Airbus recently passed the 100 sales mark with its Airbus Corporate Jetliner (ACJ) family and is now achieving breakthrough sales with its new larger VIP transports. The European airframer also has sold its first double-decked A380 “Flying Palace” and clinched a second commitment for the A350XWB Prestige, based on the A350XWB-900 airliner.
Meanwhile, reacting to a serious bottleneck in its ACJ production process, Airbus (Booth No. 7442) has established a dedicated ACJ Center in Toulouse, France, to increase capacity for cabin interior completions. The manufacturer’s record total of 38 firm orders in 2007 comprise 31 ACJs (based on the A319 model) and seven VIP widebodies, including four Airbus A340s, two A330s and the first VIP A380. This compares to 20 ACJs and one VIP widebody ordered in 2006.

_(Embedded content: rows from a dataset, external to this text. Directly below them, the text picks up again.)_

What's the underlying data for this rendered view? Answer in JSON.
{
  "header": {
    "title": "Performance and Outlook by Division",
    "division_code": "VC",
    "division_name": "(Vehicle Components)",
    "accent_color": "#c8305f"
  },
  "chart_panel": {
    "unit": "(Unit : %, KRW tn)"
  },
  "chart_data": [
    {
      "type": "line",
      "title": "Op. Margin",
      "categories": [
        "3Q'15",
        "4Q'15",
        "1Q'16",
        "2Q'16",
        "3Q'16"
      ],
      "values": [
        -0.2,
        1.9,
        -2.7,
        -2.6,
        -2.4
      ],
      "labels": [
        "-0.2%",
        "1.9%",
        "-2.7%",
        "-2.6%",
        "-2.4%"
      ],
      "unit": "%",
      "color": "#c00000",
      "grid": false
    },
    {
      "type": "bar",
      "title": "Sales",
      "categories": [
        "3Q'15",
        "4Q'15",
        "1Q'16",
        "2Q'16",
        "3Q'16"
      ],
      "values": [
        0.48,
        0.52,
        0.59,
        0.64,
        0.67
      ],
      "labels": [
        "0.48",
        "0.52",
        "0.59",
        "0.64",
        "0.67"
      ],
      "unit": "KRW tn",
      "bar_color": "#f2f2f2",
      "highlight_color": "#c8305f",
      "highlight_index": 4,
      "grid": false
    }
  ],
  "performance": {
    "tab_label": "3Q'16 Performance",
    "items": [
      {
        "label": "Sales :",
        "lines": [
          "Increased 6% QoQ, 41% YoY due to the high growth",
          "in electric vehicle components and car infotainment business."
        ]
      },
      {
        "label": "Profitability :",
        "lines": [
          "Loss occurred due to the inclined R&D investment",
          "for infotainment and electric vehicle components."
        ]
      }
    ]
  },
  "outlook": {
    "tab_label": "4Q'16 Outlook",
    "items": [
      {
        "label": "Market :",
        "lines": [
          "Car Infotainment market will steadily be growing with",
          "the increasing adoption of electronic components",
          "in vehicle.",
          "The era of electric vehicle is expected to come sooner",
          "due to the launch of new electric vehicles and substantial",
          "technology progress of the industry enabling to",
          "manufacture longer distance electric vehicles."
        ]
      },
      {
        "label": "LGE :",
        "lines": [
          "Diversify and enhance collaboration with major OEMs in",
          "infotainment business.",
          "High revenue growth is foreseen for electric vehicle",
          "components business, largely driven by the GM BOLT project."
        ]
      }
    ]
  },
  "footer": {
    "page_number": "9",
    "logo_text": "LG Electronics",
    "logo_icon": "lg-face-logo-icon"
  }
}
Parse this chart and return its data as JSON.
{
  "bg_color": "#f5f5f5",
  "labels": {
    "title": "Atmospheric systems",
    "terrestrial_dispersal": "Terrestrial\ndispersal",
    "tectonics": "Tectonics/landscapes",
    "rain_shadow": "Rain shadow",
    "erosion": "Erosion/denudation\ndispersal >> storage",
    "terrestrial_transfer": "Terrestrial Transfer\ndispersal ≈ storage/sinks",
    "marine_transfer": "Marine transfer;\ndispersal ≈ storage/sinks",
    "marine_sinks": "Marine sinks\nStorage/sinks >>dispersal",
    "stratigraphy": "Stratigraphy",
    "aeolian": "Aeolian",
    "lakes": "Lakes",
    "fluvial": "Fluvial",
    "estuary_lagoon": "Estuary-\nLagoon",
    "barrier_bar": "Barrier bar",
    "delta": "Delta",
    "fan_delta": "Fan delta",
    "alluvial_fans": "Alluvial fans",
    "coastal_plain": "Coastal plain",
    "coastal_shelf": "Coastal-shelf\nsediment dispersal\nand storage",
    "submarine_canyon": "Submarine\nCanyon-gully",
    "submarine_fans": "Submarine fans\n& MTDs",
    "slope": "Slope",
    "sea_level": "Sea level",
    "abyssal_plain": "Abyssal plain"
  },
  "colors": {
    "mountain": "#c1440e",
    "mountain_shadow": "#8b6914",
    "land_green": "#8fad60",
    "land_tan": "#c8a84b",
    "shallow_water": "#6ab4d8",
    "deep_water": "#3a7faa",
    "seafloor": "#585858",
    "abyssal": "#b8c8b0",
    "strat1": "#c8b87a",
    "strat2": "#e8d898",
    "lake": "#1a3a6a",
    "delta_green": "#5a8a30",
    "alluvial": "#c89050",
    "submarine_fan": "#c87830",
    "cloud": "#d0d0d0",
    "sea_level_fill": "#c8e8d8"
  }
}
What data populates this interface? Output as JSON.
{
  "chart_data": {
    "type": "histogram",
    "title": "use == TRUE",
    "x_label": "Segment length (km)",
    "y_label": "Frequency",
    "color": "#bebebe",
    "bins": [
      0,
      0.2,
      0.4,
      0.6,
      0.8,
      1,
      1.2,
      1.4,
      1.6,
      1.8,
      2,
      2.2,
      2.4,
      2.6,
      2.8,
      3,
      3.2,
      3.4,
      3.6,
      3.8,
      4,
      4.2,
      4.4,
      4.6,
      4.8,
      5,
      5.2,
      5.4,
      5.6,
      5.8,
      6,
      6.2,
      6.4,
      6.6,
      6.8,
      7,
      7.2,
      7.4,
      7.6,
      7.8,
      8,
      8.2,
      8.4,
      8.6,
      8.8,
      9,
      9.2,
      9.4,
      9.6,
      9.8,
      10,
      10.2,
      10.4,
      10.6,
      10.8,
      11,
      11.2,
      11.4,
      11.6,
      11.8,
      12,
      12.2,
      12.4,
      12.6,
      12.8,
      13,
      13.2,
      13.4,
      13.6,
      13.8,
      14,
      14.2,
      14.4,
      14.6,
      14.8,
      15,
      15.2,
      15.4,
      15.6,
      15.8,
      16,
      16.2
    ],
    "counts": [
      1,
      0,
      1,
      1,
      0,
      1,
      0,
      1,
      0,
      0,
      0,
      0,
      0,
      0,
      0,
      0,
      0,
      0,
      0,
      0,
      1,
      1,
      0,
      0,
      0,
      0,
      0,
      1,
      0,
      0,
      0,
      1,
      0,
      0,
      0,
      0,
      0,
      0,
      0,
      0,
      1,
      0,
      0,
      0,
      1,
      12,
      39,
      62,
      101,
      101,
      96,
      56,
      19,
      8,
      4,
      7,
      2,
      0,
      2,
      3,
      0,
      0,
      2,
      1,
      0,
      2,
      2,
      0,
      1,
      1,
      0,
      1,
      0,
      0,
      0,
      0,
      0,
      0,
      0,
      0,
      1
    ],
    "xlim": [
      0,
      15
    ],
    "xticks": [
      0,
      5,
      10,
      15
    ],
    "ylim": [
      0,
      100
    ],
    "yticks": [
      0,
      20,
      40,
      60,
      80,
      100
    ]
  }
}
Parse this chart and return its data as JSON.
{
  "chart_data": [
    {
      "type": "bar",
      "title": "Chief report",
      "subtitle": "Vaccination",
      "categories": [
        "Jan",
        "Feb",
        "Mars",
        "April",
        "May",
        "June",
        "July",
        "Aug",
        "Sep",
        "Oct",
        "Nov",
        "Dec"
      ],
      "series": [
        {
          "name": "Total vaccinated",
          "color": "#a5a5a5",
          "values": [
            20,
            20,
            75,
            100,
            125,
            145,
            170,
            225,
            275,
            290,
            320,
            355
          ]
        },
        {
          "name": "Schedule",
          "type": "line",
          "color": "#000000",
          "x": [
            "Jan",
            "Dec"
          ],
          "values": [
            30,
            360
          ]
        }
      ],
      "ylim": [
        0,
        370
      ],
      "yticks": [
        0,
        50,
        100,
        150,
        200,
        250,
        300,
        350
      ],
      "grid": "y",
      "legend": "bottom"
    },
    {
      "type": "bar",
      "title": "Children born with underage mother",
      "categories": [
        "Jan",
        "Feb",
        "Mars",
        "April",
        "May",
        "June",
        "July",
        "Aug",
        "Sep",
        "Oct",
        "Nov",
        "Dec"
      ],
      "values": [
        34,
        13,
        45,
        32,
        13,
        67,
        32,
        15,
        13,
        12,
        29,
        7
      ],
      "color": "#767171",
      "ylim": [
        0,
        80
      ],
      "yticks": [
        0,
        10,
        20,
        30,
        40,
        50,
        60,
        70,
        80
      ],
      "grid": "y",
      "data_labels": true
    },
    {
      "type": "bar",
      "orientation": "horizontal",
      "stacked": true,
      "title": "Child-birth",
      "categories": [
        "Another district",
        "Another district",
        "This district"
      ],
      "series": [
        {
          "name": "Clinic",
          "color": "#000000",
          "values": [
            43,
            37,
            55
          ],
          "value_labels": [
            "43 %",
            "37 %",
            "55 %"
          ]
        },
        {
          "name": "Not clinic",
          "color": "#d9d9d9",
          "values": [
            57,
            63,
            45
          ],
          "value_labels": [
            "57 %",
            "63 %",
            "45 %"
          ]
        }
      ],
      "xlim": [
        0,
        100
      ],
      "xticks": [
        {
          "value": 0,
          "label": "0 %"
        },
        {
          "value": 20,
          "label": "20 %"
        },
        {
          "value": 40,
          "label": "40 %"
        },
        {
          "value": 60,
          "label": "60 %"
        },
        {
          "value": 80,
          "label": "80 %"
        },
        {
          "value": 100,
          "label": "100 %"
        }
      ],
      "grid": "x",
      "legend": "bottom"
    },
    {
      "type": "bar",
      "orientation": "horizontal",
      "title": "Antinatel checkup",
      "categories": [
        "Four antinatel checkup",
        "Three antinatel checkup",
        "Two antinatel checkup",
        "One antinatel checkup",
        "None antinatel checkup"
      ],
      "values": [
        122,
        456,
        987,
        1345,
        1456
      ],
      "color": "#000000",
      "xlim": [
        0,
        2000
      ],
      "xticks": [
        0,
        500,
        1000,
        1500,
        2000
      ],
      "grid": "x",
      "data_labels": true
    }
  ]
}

The sale of the VIP A380, to Prince Alwaleed bin Talal Abdulaziz Al Saud, chairman of Kingdom Holding Company, Saudi Arabia’s largest firm, was announced at the Dubai Air Show last November. The aircraft will be powered by four Rolls-Royce Trent 900 engines and will have an NBAA IFR range of 8,200 nm.
The world’s largest airliner offers the ultimate in VIP legroom and for completions experts there is plenty of space in which to get creative. The main deck of the 163.7-foot-long A380 is 21.6 feet wide and the upper deck measures 19.4 feet, providing 5,930 sq ft of floor space.
“This is 50 percent more than that of the largest corporate jet previously available,” said David Velupillai, marketing director for Airbus Executive and Private Aviation, referring to the Boeing 747-400 of which the new A380 customer currently is the only private owner.
The A380 airliner sells for approximately $320 million, with VIP completions responsible for an estimated additional one third of the sales price–a total of almost $410 million. This first example is expected to be delivered in late 2012 or 2013.
Velupillai confirmed that sales in the first quarter of this year include six single-aisle and two A350XWB Prestige jets. Airbus’ first VIP A350XWB sale was to Tony Chan, chairman of Hong Kong-based C Jet, which has also ordered an ACJ. The second A350XWB, powered by Rolls-Royce Trent XWB87 engines and ordered by an unidentified Asian customer, also will be based in Hong Kong. It will be managed by BAA Jet Management as will C Jet’s A350XWB.
In addition to the ACJs and the VIP widebodies, Airbus also offers the A320 Prestige with 4,300-nm range and the A318 Elite with range of 4,200 nm.
The Elite sells for $55 million, including completion by Lufthansa Technik. The jet flies with a pair of Pratt & Whitney PW124 or–as a new option–CFM International CFM56-539/P turbofans. The first 18-passenger Elite, shown here at the EBACE static display, is one of five on order from Zurich, Switzerland-based charter operator Comlux. It has logged more than 1,000 flying hours in the 12 months since delivery in May 2007.